第二天一早,陳末就出了門。
庇護所周圍五百米的範圍已經被他清掃過一遍了,能打的基本都打了,剩下的要麼跑了要麼躲起來了。
想要繼續收集黑石和食物,就必須擴大搜尋範圍。 【記住本站域名 讀好書上,.超靠譜 】
陳末全副武裝,紮甲穿好,勁弩上弦,長槍在手,盾牌掛在背後。
他沿著街道朝東走,這個方向他之前沒去過,從庇護所的位置看過去,那邊有一片更加密集的建築群,應該是以前的商業區。
商業區意味著更多的物資。
當然,也意味著更多的怪物。
陳末一路上保持著高度警惕,每經過一個路口都會停下來觀察至少十秒。
走了大概一公裡,他又獵殺了四隻變異鼠和一隻變異野貓。
四隻掉了兩顆黑石。
加上昨天的五顆,他已經有了七顆。
再有三顆就能湊夠十顆,突破一星一階。
陳末把黑石收好,繼續往前走。
商業區的破敗程度比他想像的更嚴重,這裡的建築幾乎全部坍塌了,整條商業街變成了一片巨大的廢墟堆,隻有少數幾棟樓還勉強立著,歪歪斜斜的,像喝醉了酒的大漢。
陳末翻過一堆碎石,正準備繞過一棟半塌的商場。
突然,他停住了腳步。
遠處傳來了聲音。
不是怪物的嚎叫,是金屬碰撞的聲響,還有人類的喊叫聲。
有人?
陳末眉頭一皺,迅速壓低身形,貓著腰快步移動到一堵斷牆後麵,探頭朝聲音的方向看去。
大概兩百米外,一片相對空曠的廢墟空地上,兩個人正在和三隻變異犬纏鬥。
準確地說,是兩個女人。
陳末眯起眼睛,仔細觀察。
一個短髮女人拿著一把自製的短刀,正在和兩隻變異犬周旋。
她的刀法很利落,每一下都砍在要害位置,但是力度明顯不夠,變異犬的皮糙肉厚不是一把破刀能輕易破開的。
另一個長發女人手裡握著一根削尖的木棍,背靠著一麵牆,麵對著第三隻變異犬,木棍不停地戳刺,勉強把那隻畜生擋在一米之外。
兩個人的狀態都很差。
短髮女人的左臂上有一道長長的血口子,血順著手臂往下滴,衣服的袖子已經被染紅了一大片。

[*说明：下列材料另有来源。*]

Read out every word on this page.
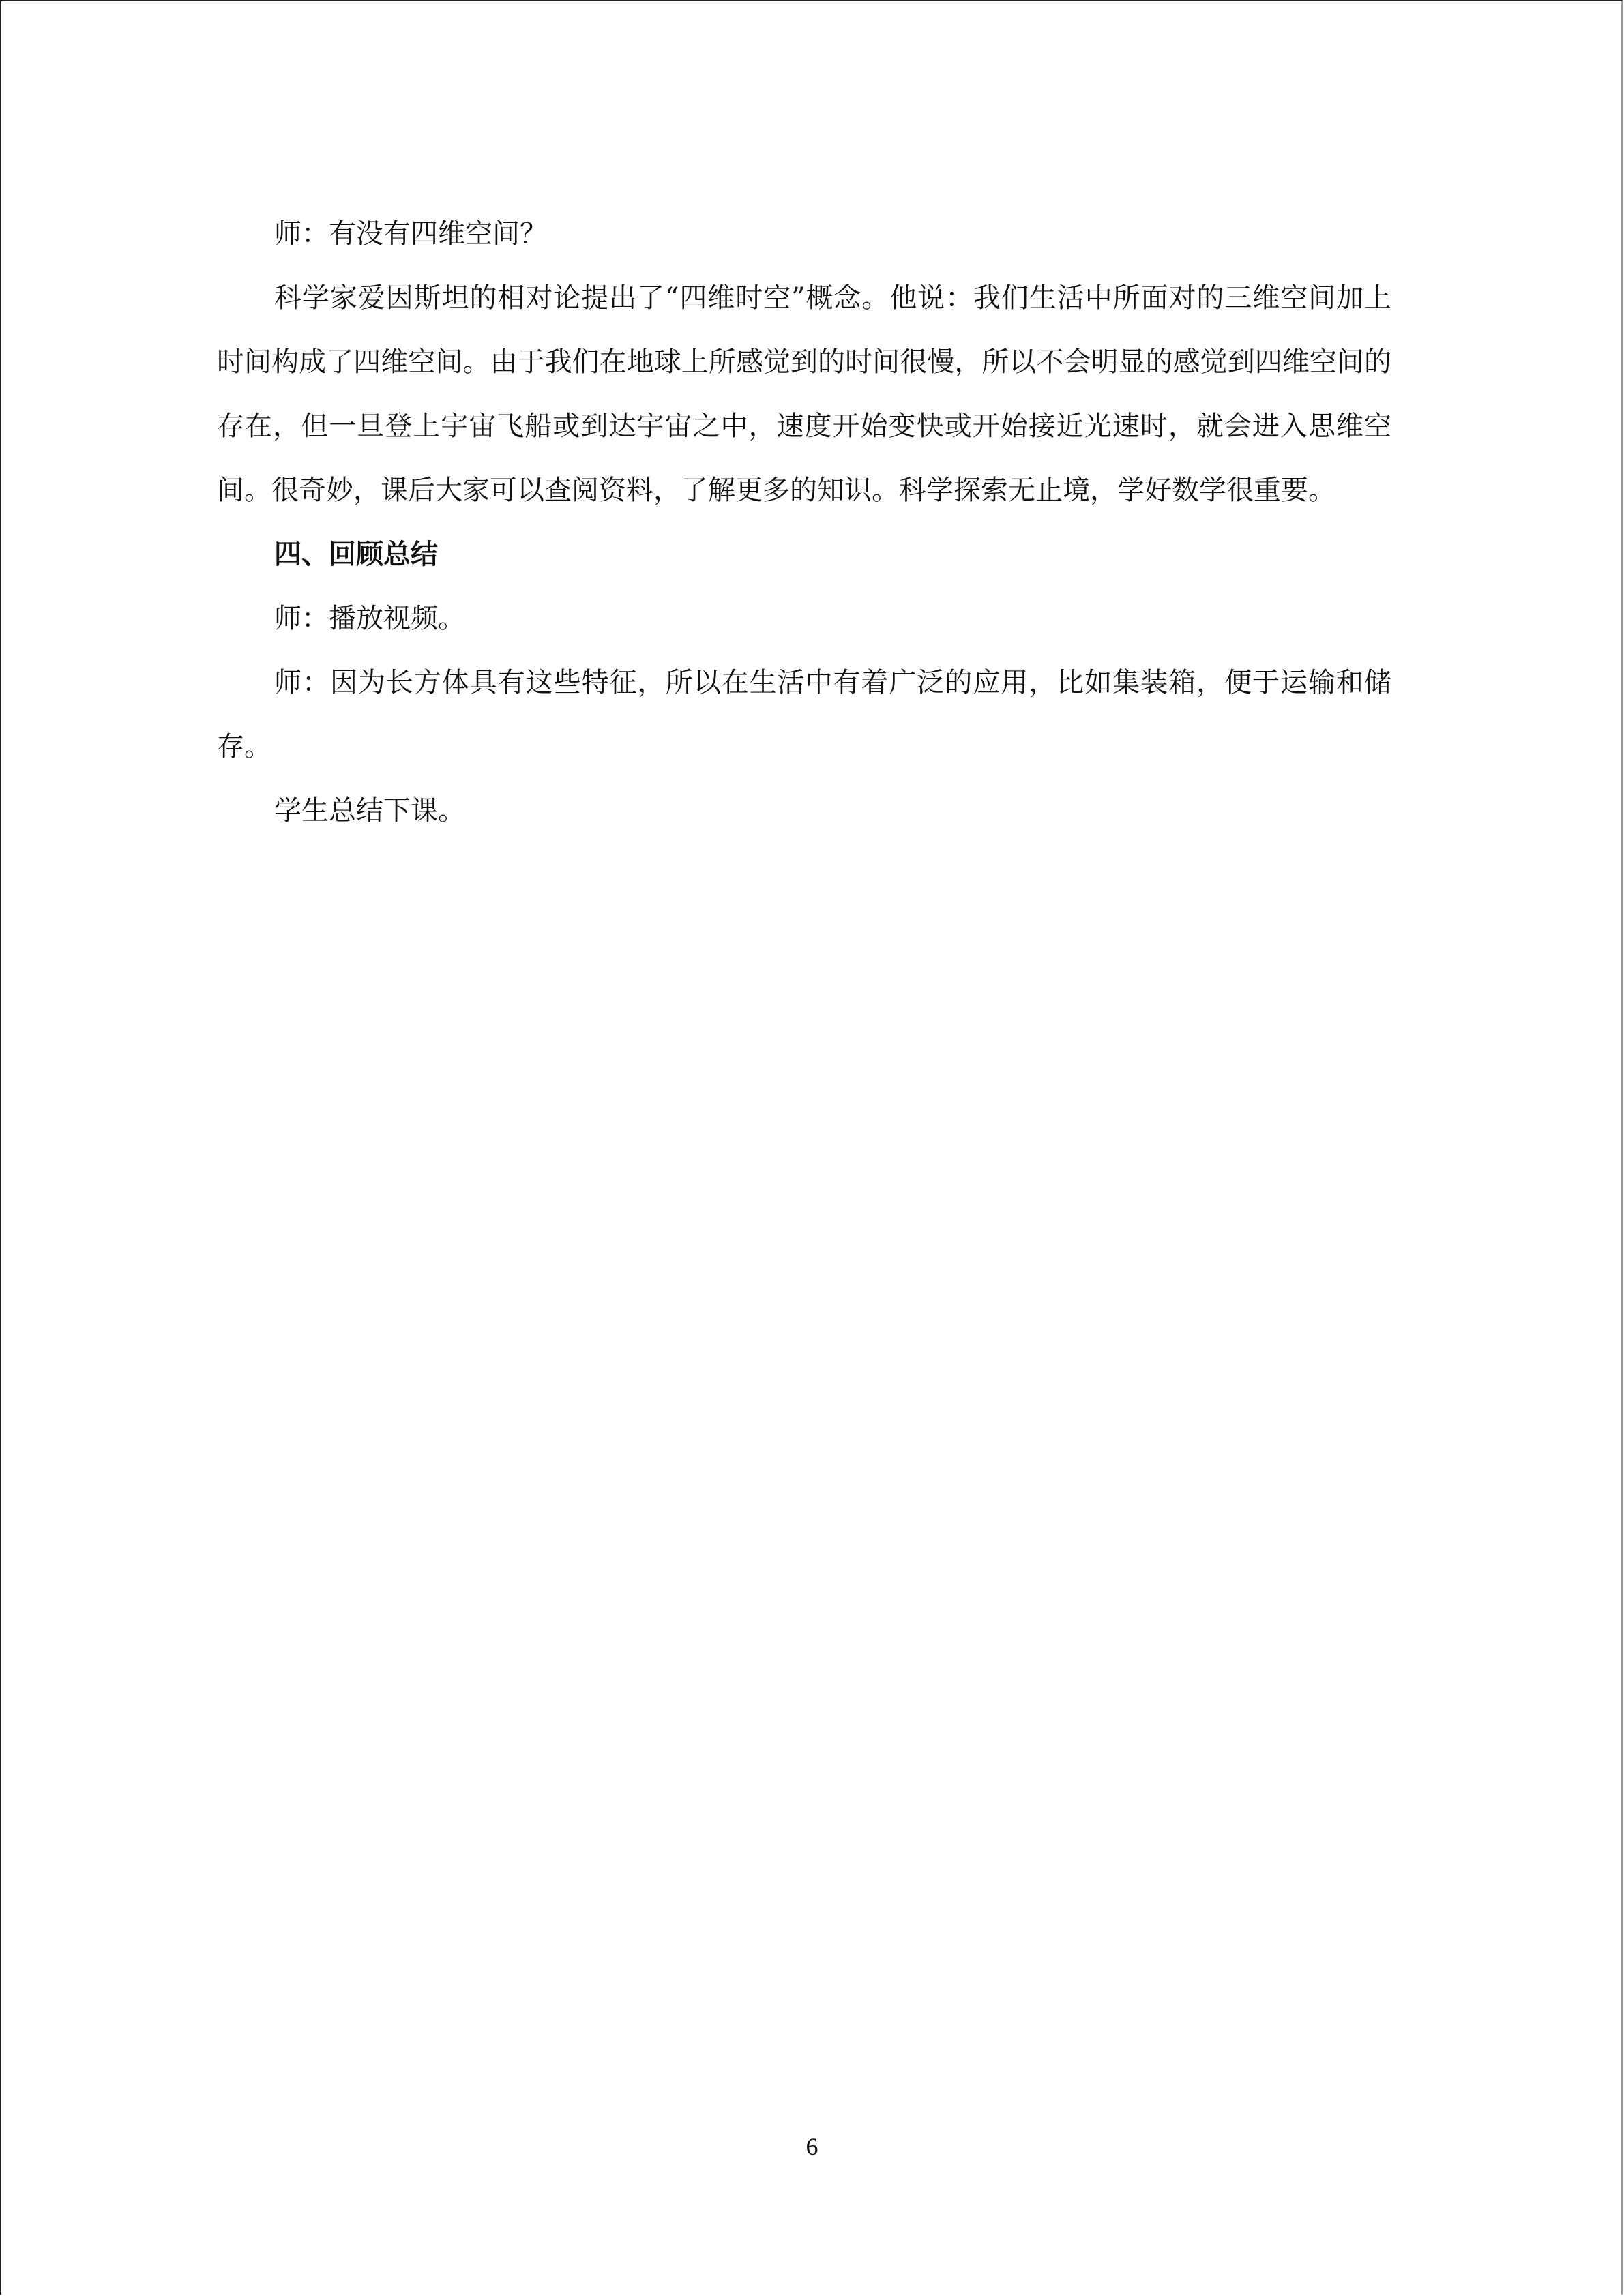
师：有没有四维空间？

科学家爱因斯坦的相对论提出了“四维时空”概念。他说：我们生活中所面对的三维空间加上时间构成了四维空间。由于我们在地球上所感觉到的时间很慢，所以不会明显的感觉到四维空间的存在，但一旦登上宇宙飞船或到达宇宙之中，速度开始变快或开始接近光速时，就会进入思维空间。很奇妙，课后大家可以查阅资料，了解更多的知识。科学探索无止境，学好数学很重要。

四、回顾总结

师：播放视频。

师：因为长方体具有这些特征，所以在生活中有着广泛的应用，比如集装箱，便于运输和储存。

学生总结下课。

6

長發女人的情況更糟,她的左腿似乎受了傷,重心全壓在右腿上,每動一下都能看到她臉上一陣抽搐。
而且兩個人的衣服都破破爛爛的,上麵全是灰塵和暗色的血漬,不知道已經在外麵跑了多久。
但即便是這種狼狽的狀態,陳末還是注意到了一些不該在這個時候注意的東西。
那個短髮女人長得很漂亮。
五官輪廓很深,眉眼之間透著一股英氣,但嘴唇的弧度又帶著幾分說不清的嫵媚,像是硬朗和柔美被捏在了一張臉上,偏偏還不違和。
身材修長,即使穿著破爛的衣服也能看出腰線和腿部的線條很流暢,常年戰鬥讓她的肌肉線條緊實但不誇張,麵板被曬成了小麥色。
長發那個就更不用說了。
一頭黑色長髮雖然亂糟糟的沾滿了灰塵,但還是能看出又黑又直。
麵板白得有點過分,在這種末日環境下白成這樣簡直不科學。
臉蛋小小的,五官精緻,那種清清冷冷的長相,就算滿臉是灰也擋不住。
陳末在斷牆後麵看了幾秒,然後收回了目光。
漂亮是真漂亮。
但跟他沒關係。
他現在要考慮的隻有一件事——救不救。
陳末靠在牆後麵,腦子快速轉動。
救的好處:兩個活人,意味著資訊。
他是穿越者,對這個世界一無所知,什麼血月、什麼怪物等級、附近有沒有其他倖存者聚落,他全都不清楚。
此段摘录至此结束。